Opinion

Patrick Murphy: SIF shows misuse of public resources for electoral gain persists

Former first minister Arlene Foster (centre) pictured with DUP councillor Sharon Skillen, former Charter NI chief executive Dee Stitt, Charter NI chairman Drew Haire and project manager Caroline Birch in 2016. Charter NI had been awarded a SIF contract to deliver an employability project in east Belfast
Former first minister Arlene Foster (centre) pictured with DUP councillor Sharon Skillen, former Charter NI chief executive Dee Stitt, Charter NI chairman Drew Haire and project manager Caroline Birch in 2016. Charter NI had been awarded a SIF contract to Former first minister Arlene Foster (centre) pictured with DUP councillor Sharon Skillen, former Charter NI chief executive Dee Stitt, Charter NI chairman Drew Haire and project manager Caroline Birch in 2016. Charter NI had been awarded a SIF contract to deliver an employability project in east Belfast

WHAT exactly is the difference between allocating a council house to a 19-year-old woman in Caledon in 1968 and allocating the Social Investment Fund's £79 million of public money, on the same basis of political favouritism, 50 years later?

Sinn Féin and DUP supporters will reject any comparison between the old and the new (currently suspended) Stormont.

However, the sad truth is that only two things have changed over the past half-century.

The first is that the scale of Stormont's malpractice is much greater now than then.

The second is that the misuse of public funds is now practised by two parties rather than one.

You will remember that one of the events which sparked the first civil rights march was the denial of a house to a Catholic family in Caledon, in favour of a 19-year-old, who worked for a prospective unionist election candidate.

Discrimination in housing allocation was not confined to religion.

A Protestant man in the same area was denied a house because he was not in the unionist party and others failed to get houses because they did not shop in a particular business (a common trait at that time in housing allocation by both unionist and nationalist councillors).

This system of misusing public resources for electoral gain has not gone away you know.

As the Audit Office reported last week, Sinn Féin and the DUP designed and operated the Social Investment Fund (SIF) on that very basis.

The scheme had no formal application process for projects, it lacked transparency, its design created conflicts of interest, many of which were not addressed and it had "significant failings" in governance.

Eighteen organisations had a representative on the group which awarded them funds.

As this newspaper reported, a UVF killer was employed as operations manager and lead partner in a £881,000 project, while sitting on the allocation group which gave his organisation the money.

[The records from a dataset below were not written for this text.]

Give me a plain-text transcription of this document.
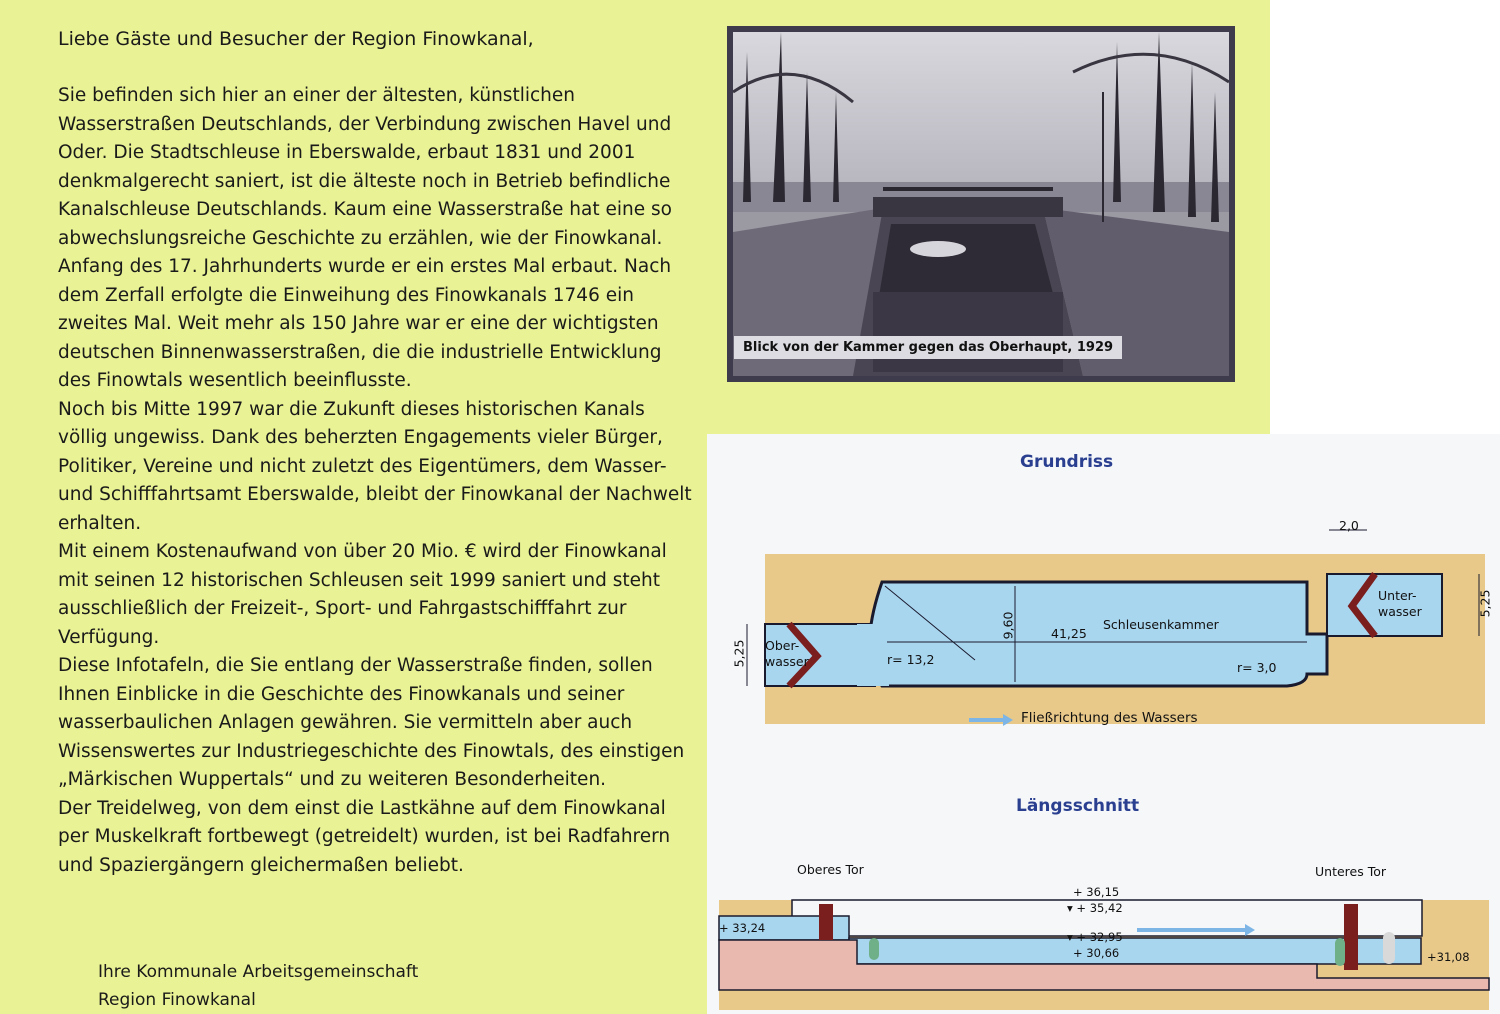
Liebe Gäste und Besucher der Region Finowkanal,

Sie befinden sich hier an einer der ältesten, künstlichen Wasserstraßen Deutschlands, der Verbindung zwischen Havel und Oder. Die Stadtschleuse in Eberswalde, erbaut 1831 und 2001 denkmalgerecht saniert, ist die älteste noch in Betrieb befindliche Kanalschleuse Deutschlands. Kaum eine Wasserstraße hat eine so abwechslungsreiche Geschichte zu erzählen, wie der Finowkanal.

Anfang des 17. Jahrhunderts wurde er ein erstes Mal erbaut. Nach dem Zerfall erfolgte die Einweihung des Finowkanals 1746 ein zweites Mal. Weit mehr als 150 Jahre war er eine der wichtigsten deutschen Binnenwasserstraßen, die die industrielle Entwicklung des Finowtals wesentlich beeinflusste.

Noch bis Mitte 1997 war die Zukunft dieses historischen Kanals völlig ungewiss. Dank des beherzten Engagements vieler Bürger, Politiker, Vereine und nicht zuletzt des Eigentümers, dem Wasser- und Schifffahrtsamt Eberswalde, bleibt der Finowkanal der Nachwelt erhalten.

Mit einem Kostenaufwand von über 20 Mio. € wird der Finowkanal mit seinen 12 historischen Schleusen seit 1999 saniert und steht ausschließlich der Freizeit-, Sport- und Fahrgastschifffahrt zur Verfügung.

Diese Infotafeln, die Sie entlang der Wasserstraße finden, sollen Ihnen Einblicke in die Geschichte des Finowkanals und seiner wasserbaulichen Anlagen gewähren. Sie vermitteln aber auch Wissenswertes zur Industriegeschichte des Finowtals, des einstigen „Märkischen Wuppertals“ und zu weiteren Besonderheiten.

Der Treidelweg, von dem einst die Lastkähne auf dem Finowkanal per Muskelkraft fortbewegt (getreidelt) wurden, ist bei Radfahrern und Spaziergängern gleichermaßen beliebt.

Ihre Kommunale Arbeitsgemeinschaft
Region Finowkanal
Blick von der Kammer gegen das Oberhaupt, 1929
Grundriss
Ober-
wasser
Unter-
wasser
Schleusenkammer
9,60	41,25
r= 13,2
r= 3,0
5,25
5,25
2,0
Fließrichtung des Wassers
Längsschnitt
Oberes Tor	Unteres Tor
+ 36,15
▾ + 35,42
▾ + 32,95
+ 30,66
+ 33,24
+31,08
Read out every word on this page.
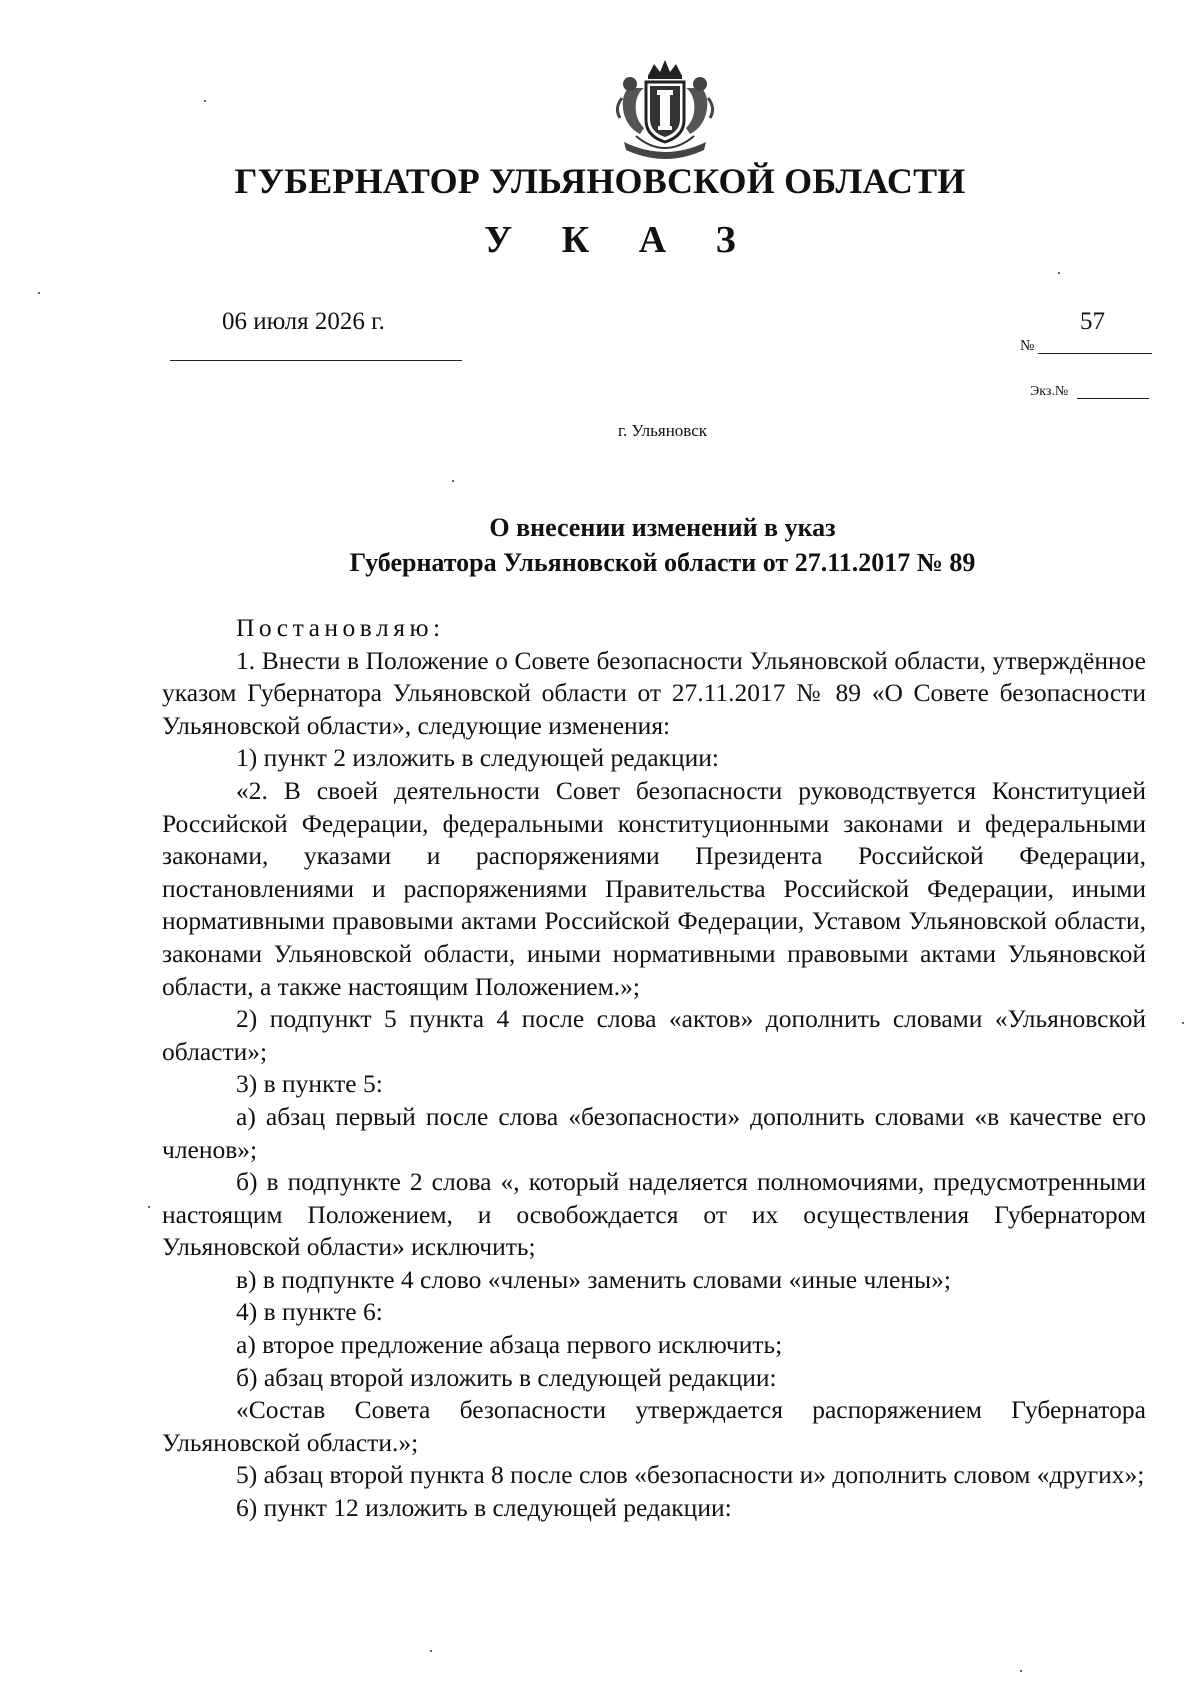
ГУБЕРНАТОР УЛЬЯНОВСКОЙ ОБЛАСТИ
У К А З
06 июля 2026 г.
№
57
Экз.№
г. Ульяновск
О внесении изменений в указ
Губернатора Ульяновской области от 27.11.2017 № 89
Постановляю:
1. Внести в Положение о Совете безопасности Ульяновской области, утверждённое указом Губернатора Ульяновской области от 27.11.2017 № 89 «О Совете безопасности Ульяновской области», следующие изменения:
1) пункт 2 изложить в следующей редакции:
«2. В своей деятельности Совет безопасности руководствуется Конституцией Российской Федерации, федеральными конституционными законами и федеральными законами, указами и распоряжениями Президента Российской Федерации, постановлениями и распоряжениями Правительства Российской Федерации, иными нормативными правовыми актами Российской Федерации, Уставом Ульяновской области, законами Ульяновской области, иными нормативными правовыми актами Ульяновской области, а также настоящим Положением.»;
2) подпункт 5 пункта 4 после слова «актов» дополнить словами «Ульяновской области»;
3) в пункте 5:
а) абзац первый после слова «безопасности» дополнить словами «в качестве его членов»;
б) в подпункте 2 слова «, который наделяется полномочиями, предусмотренными настоящим Положением, и освобождается от их осуществления Губернатором Ульяновской области» исключить;
в) в подпункте 4 слово «члены» заменить словами «иные члены»;
4) в пункте 6:
а) второе предложение абзаца первого исключить;
б) абзац второй изложить в следующей редакции:
«Состав Совета безопасности утверждается распоряжением Губернатора Ульяновской области.»;
5) абзац второй пункта 8 после слов «безопасности и» дополнить словом «других»;
6) пункт 12 изложить в следующей редакции:
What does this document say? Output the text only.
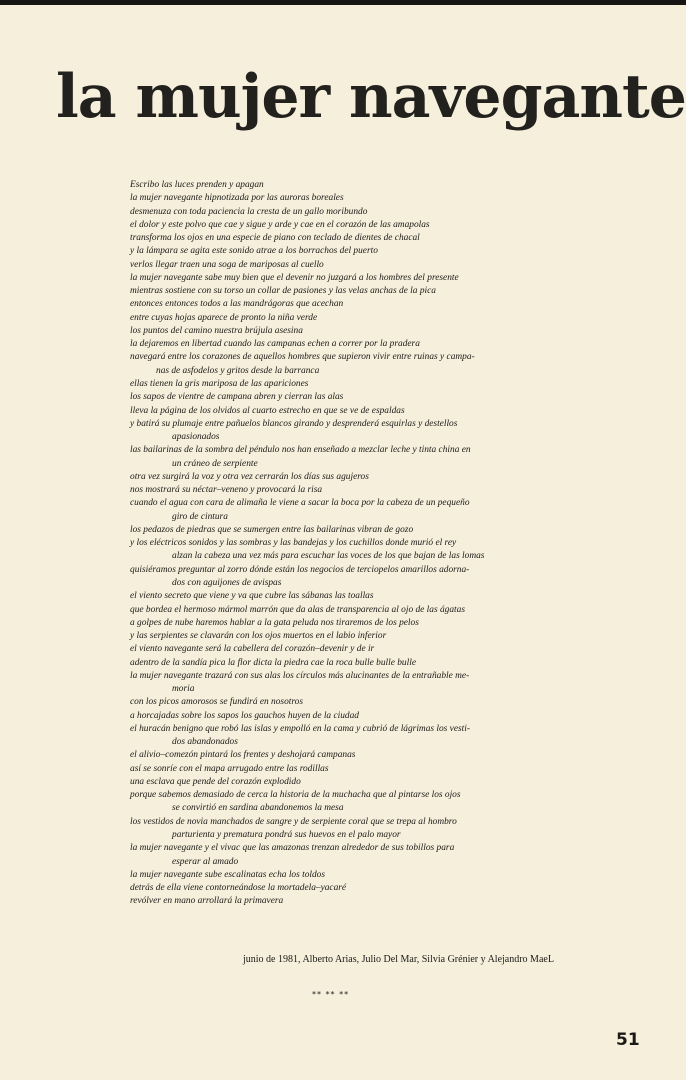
la mujer navegante
Escribo las luces prenden y apagan
la mujer navegante hipnotizada por las auroras boreales
desmenuza con toda paciencia la cresta de un gallo moribundo
el dolor y este polvo que cae y sigue y arde y cae en el corazón de las amapolas
transforma los ojos en una especie de piano con teclado de dientes de chacal
y la lámpara se agita este sonido atrae a los borrachos del puerto
verlos llegar traen una soga de mariposas al cuello
la mujer navegante sabe muy bien que el devenir no juzgará a los hombres del presente
mientras sostiene con su torso un collar de pasiones y las velas anchas de la pica
entonces entonces todos a las mandrágoras que acechan
entre cuyas hojas aparece de pronto la niña verde
los puntos del camino nuestra brújula asesina
la dejaremos en libertad cuando las campanas echen a correr por la pradera
navegará entre los corazones de aquellos hombres que supieron vivir entre ruinas y campa-
nas de asfodelos y gritos desde la barranca
ellas tienen la gris mariposa de las apariciones
los sapos de vientre de campana abren y cierran las alas
lleva la página de los olvidos al cuarto estrecho en que se ve de espaldas
y batirá su plumaje entre pañuelos blancos girando y desprenderá esquirlas y destellos
apasionados
las bailarinas de la sombra del péndulo nos han enseñado a mezclar leche y tinta china en
un cráneo de serpiente
otra vez surgirá la voz y otra vez cerrarán los días sus agujeros
nos mostrará su néctar–veneno y provocará la risa
cuando el agua con cara de alimaña le viene a sacar la boca por la cabeza de un pequeño
giro de cintura
los pedazos de piedras que se sumergen entre las bailarinas vibran de gozo
y los eléctricos sonidos y las sombras y las bandejas y los cuchillos donde murió el rey
alzan la cabeza una vez más para escuchar las voces de los que bajan de las lomas
quisiéramos preguntar al zorro dónde están los negocios de terciopelos amarillos adorna-
dos con aguijones de avispas
el viento secreto que viene y va que cubre las sábanas las toallas
que bordea el hermoso mármol marrón que da alas de transparencia al ojo de las ágatas
a golpes de nube haremos hablar a la gata peluda nos tiraremos de los pelos
y las serpientes se clavarán con los ojos muertos en el labio inferior
el viento navegante será la cabellera del corazón–devenir y de ir
adentro de la sandía pica la flor dicta la piedra cae la roca bulle bulle bulle
la mujer navegante trazará con sus alas los círculos más alucinantes de la entrañable me-
moria
con los picos amorosos se fundirá en nosotros
a horcajadas sobre los sapos los gauchos huyen de la ciudad
el huracán benigno que robó las islas y empolló en la cama y cubrió de lágrimas los vesti-
dos abandonados
el alivio–comezón pintará los frentes y deshojará campanas
así se sonríe con el mapa arrugado entre las rodillas
una esclava que pende del corazón explodido
porque sabemos demasiado de cerca la historia de la muchacha que al pintarse los ojos
se convirtió en sardina abandonemos la mesa
los vestidos de novia manchados de sangre y de serpiente coral que se trepa al hombro
parturienta y prematura pondrá sus huevos en el palo mayor
la mujer navegante y el vivac que las amazonas trenzan alrededor de sus tobillos para
esperar al amado
la mujer navegante sube escalinatas echa los toldos
detrás de ella viene contorneándose la mortadela–yacaré
revólver en mano arrollará la primavera
junio de 1981, Alberto Arias, Julio Del Mar, Silvia Grénier y Alejandro MaeL
** ** **
51
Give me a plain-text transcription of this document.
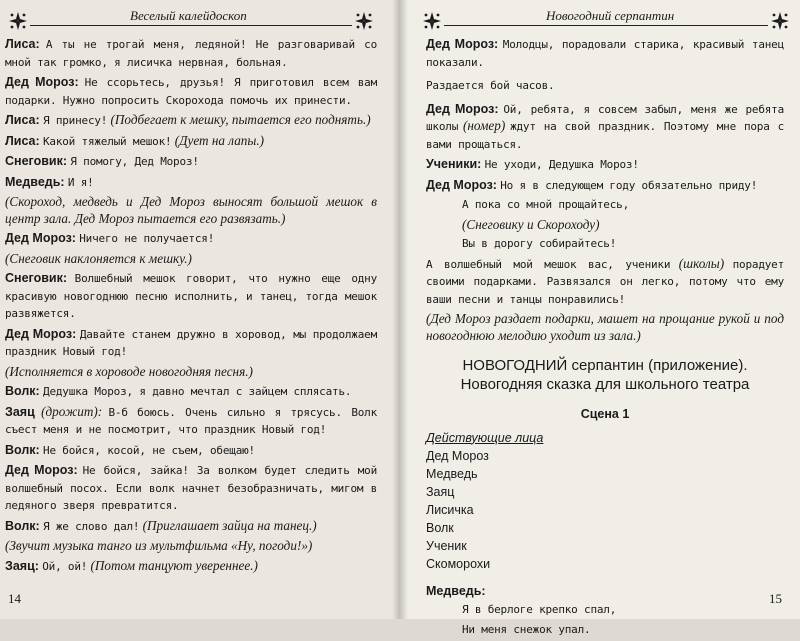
Веселый калейдоскоп
Лиса: А ты не трогай меня, ледяной! Не разговаривай со мной так громко, я лисичка нервная, больная.
Дед Мороз: Не ссорьтесь, друзья! Я приготовил всем вам подарки. Нужно попросить Скорохода помочь их принести.
Лиса: Я принесу! (Подбегает к мешку, пытается его поднять.)
Лиса: Какой тяжелый мешок! (Дует на лапы.)
Снеговик: Я помогу, Дед Мороз!
Медведь: И я!
(Скороход, медведь и Дед Мороз выносят большой мешок в центр зала. Дед Мороз пытается его развязать.)
Дед Мороз: Ничего не получается!
(Снеговик наклоняется к мешку.)
Снеговик: Волшебный мешок говорит, что нужно еще одну красивую новогоднюю песню исполнить, и танец, тогда мешок развяжется.
Дед Мороз: Давайте станем дружно в хоровод, мы продолжаем праздник Новый год!
(Исполняется в хороводе новогодняя песня.)
Волк: Дедушка Мороз, я давно мечтал с зайцем сплясать.
Заяц (дрожит): В-б боюсь. Очень сильно я трясусь. Волк съест меня и не посмотрит, что праздник Новый год!
Волк: Не бойся, косой, не съем, обещаю!
Дед Мороз: Не бойся, зайка! За волком будет следить мой волшебный посох. Если волк начнет безобразничать, мигом в ледяного зверя превратится.
Волк: Я же слово дал! (Приглашает зайца на танец.)
(Звучит музыка танго из мультфильма «Ну, погоди!»)
Заяц: Ой, ой! (Потом танцуют увереннее.)
14
Новогодний серпантин
Дед Мороз: Молодцы, порадовали старика, красивый танец показали.
Раздается бой часов.
Дед Мороз: Ой, ребята, я совсем забыл, меня же ребята школы (номер) ждут на свой праздник. Поэтому мне пора с вами прощаться.
Ученики: Не уходи, Дедушка Мороз!
Дед Мороз: Но я в следующем году обязательно приду!
А пока со мной прощайтесь,
(Снеговику и Скороходу)
Вы в дорогу собирайтесь!
А волшебный мой мешок вас, ученики (школы) порадует своими подарками. Развязался он легко, потому что ему ваши песни и танцы понравились!
(Дед Мороз раздает подарки, машет на прощание рукой и под новогоднюю мелодию уходит из зала.)
НОВОГОДНИЙ серпантин (приложение).
Новогодняя сказка для школьного театра
Сцена 1
Действующие лица
Дед Мороз
Медведь
Заяц
Лисичка
Волк
Ученик
Скоморохи
Медведь:
Я в берлоге крепко спал,
Ни меня снежок упал.
15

We fought a 30-year war in the cause of political and administrative incest.

Of course, there is nothing new in the Audit Office report. It effectively said, "You have seen the film, now read the book."

However, as someone who has chaired and served on audit committees on several public bodies, I believe that many will find it a rather insipid and somewhat belated book.

For example, it offers a recommendation that "arrangements are established to promote the highest standards in government".

That's it: we recommend integrity. How very uplifting.

And therein lies the problem: our standards in public life have fallen so much since the new Stormont reconvened in 2007, that we have become conditioned to poor government and a politically contaminated civil service.

The Head of the Service told the RHI Inquiry that his organisation had "multiple failings" and had made "multiple mistakes". It may take a while for the civil service to regain its credibility.

He said that it was "safer" not to keep records of meetings because SF and the DUP were "sensitive to criticism". (I experienced some of that sensitivity in the two parties' reactions to this column's comments on SIF and other malpractices in government, at a time when many were praising Stormont for working so well.)

So what have we learned from all this? We learned that had it not been for the media, particularly this newspaper, much of Stormont's wrong-doing in RHI and SIF would never have been exposed.

George Orwell said that in a time of deceit, telling the truth is a revolutionary act. Journalists are now the only defenders of the truth.

We learned that the DUP and SF, the two parties which opposed the civil rights movement, practice the same form of discrimination which that movement was formed to oppose.

History will show that the IRA did not fight against sectarian favouritism in Stormont, it just fought to get in on it.

SF's record in Stormont shows that it did not end discrimination, it just adopted it for its own political benefit. To them, civil rights meant the right to behave like unionists.

But, unlike the sixties, no-one will march in protest against SF and the DUP.

No-one will make speeches and no-one will picket their offices, because we are a beaten people, divided by sectarianism and wearied into political apathy by the selfish and the soul-destroying antics of our politicians.

We are back where we started and we killed 4,000 people to get here. Until we overcome sectarian division, the old Stormont will always be with us and we will always be living in 1968 - but without the hope we had then.